Jacam led with his compositions of intricate melodies and unusual time signatures. He’s an intelligent and cerebral composer. Wandina was in 10/8 and based on a sax exercise in some extreme sax key that no-one ever plays. He mentioned Fb minor. Does it even exist? Enharmonic Emin expressed in flats? No matter. The next was Forbidden fruit which has unison bass/sax and a time signature I think I counted as 19/8 split 9-10. Then a Finnish tune which is a standard played at christenings, translated as Friend of children, but having a meaning more like a Higher being looking over a child. This was slower, Nordic, with bass space and mallets. Jacam had arranged and reharmonised it for his own child, as requested by his Finnish wife. Last was Cloud nine, all easy arpeggios, fluid responsiveness and moves in and out of seductive swing. I admired Jacam’s imbued skills, his ease with all registers, sustained patterns and easy chord transitions: all clear and modern, with awareness of tradition and with no careless atonality. The overall volume surprised me. The whole band played with intensity but with much restraint on the dial. Des’ bass was essentially conversational: that’s the word he used with me after the gig. Rhythmic throbbing in lower positions with occasional ventures to higher and neck positions. Even his solos were more concerned with feel and groove than scalar flair. Very nice and with musical depth. And Jochen was a master. He didn’t seem overly comfortable at this gig, but still this was subtle and vibrant and deceptively busy. I recorded it (with permission, of course) and listening back, I’m surprised by his busy accompaniment. It all looked so restrained on the night. One solo started with just snare and cymbal (and kick, I guess) and intrigued with just dissections of time; then plays with colour over the whole kit; then power and punch.

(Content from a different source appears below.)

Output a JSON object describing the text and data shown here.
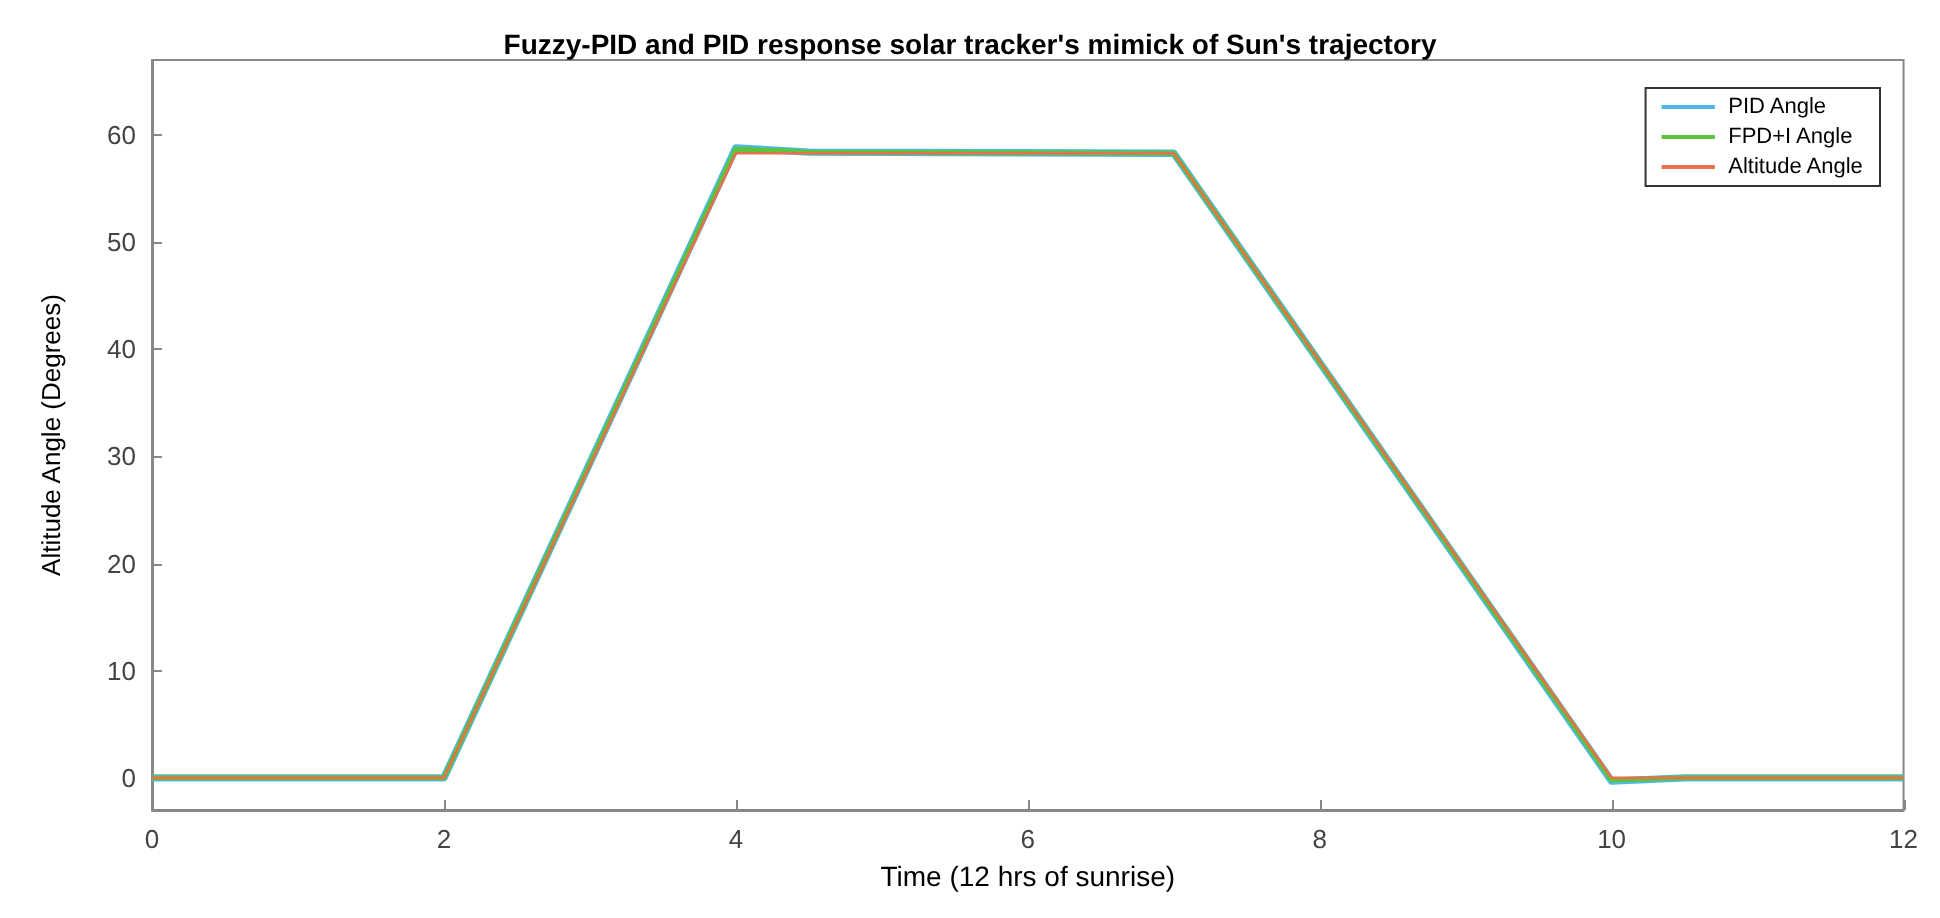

I don’t do it justice here, but this was subtle and skilled and conversational in the best modern jazz traditions. It was too short, of course, but for the full outing we’ll have to visit Manhattan or maybe 505. There was support, too. The band had run a workshop for Radford College music students before the gig and the Big Band performed as a lead in. The repertoire was Blue monk, Brick house, Moanin’, and What’s hip. Just one pic.

Jacam Manricks (alto sax) led a trio with Des White (bass) and Jochen Rueckert (drums). They were preceded by the Radford College Big Band.